Here’s how those changes affect major financial issues in divorce and custody.
For judgments or agreements finalized in 2019 onward, new rules came into play on the federal level (individual states may vary) for alimony payments (known as maintenance in New York). The payments were deductible for the spouse paying and considered income for the spouse receiving. As a result of the Tax Cuts and Jobs Act of 2017 (see 2017 tax overhaul), the taxable impact was lost on the federal level and is no longer a deduction for the payor. However, individual states may still retain their individual tax treatment of alimony/maintenance.
Individual retirement accounts (IRAs)
The new tax laws may also have an effect on IRA (Individual Retirement Account) withdrawals that are used for alimony payments and individuals should consult with their tax professional about their specific situation.
Another change under the new tax laws is that legal fees and other divorce advice – which can be substantial – are no longer deductible with the exception of tax advice.
The 2017 tax changes eliminated dependency exemptions on the federal level. They no longer exist, regardless of when a divorce or custody arrangement was finalized.

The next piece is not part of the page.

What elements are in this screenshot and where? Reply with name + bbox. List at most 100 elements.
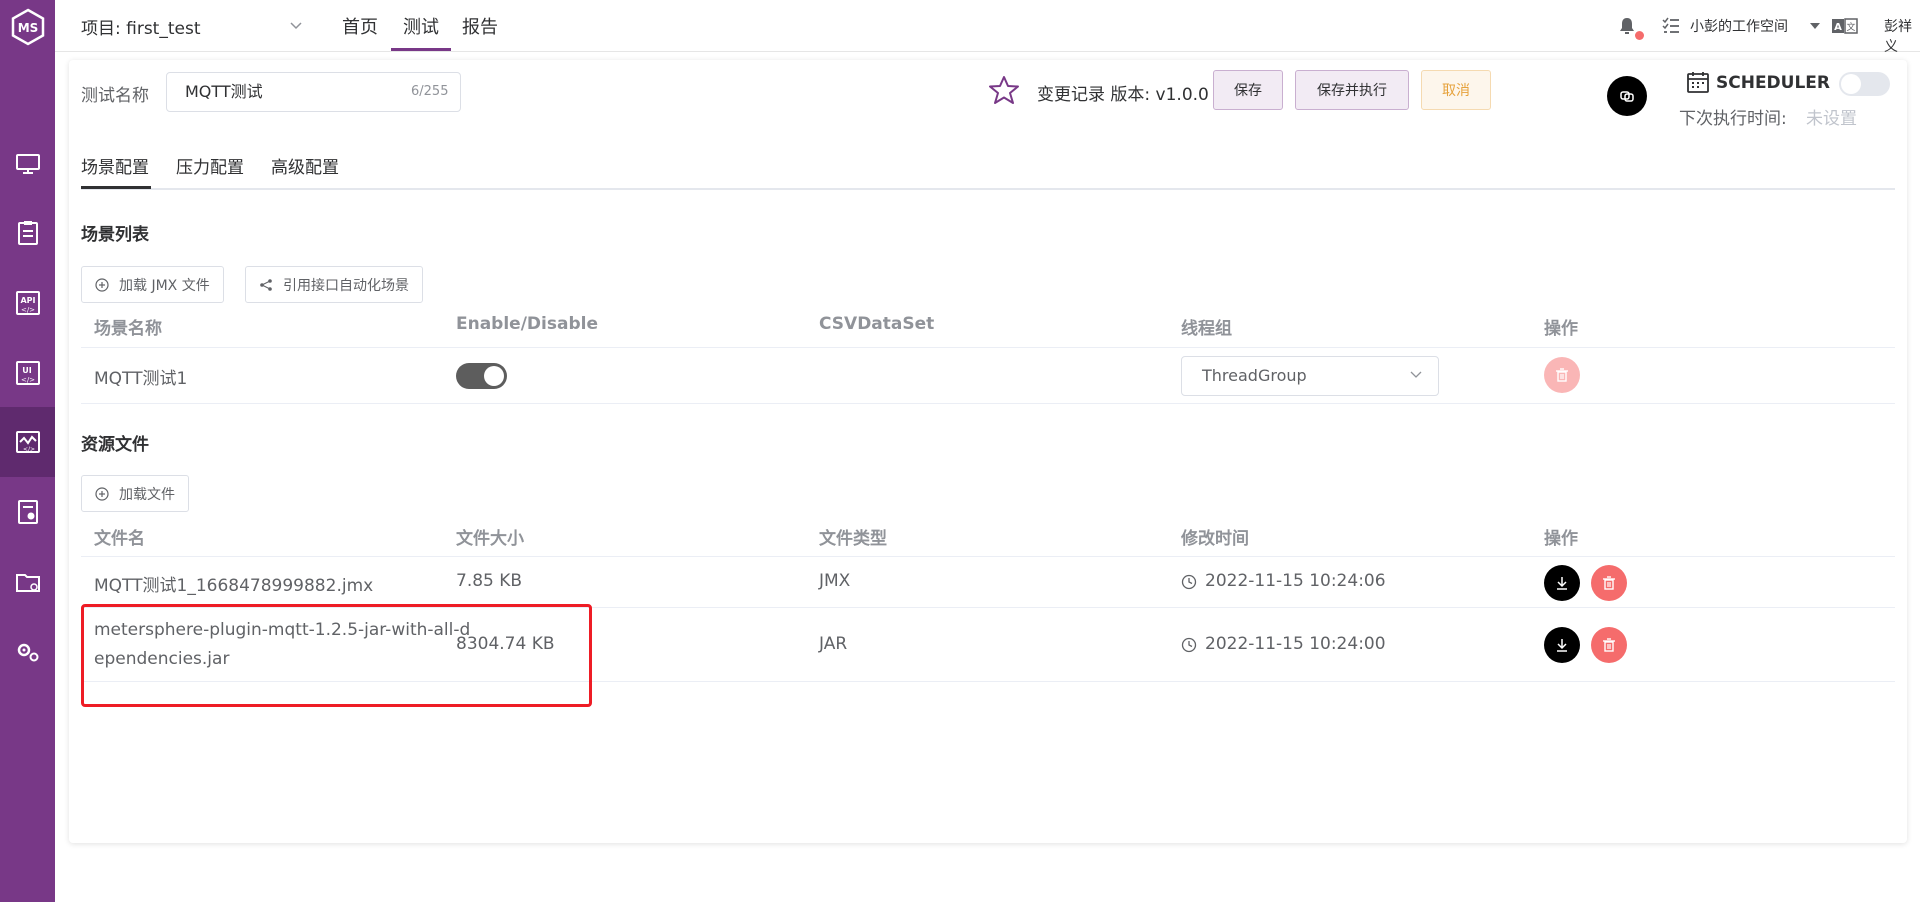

However, individual states may still retain their individual tax treatment of child tax credits, and they may still be available on the state-level. Divorce and custody agreements should address who can claim those credits.
Navigating the new rules
Individualized guidance on these issues is critical now more than ever. Couples should not wait until April to seek help from a tax professional. And if you’re currently facing divorce or custody, make sure you find an attorney who is well-versed in the new tax rules to help you reach your happily-ever-after.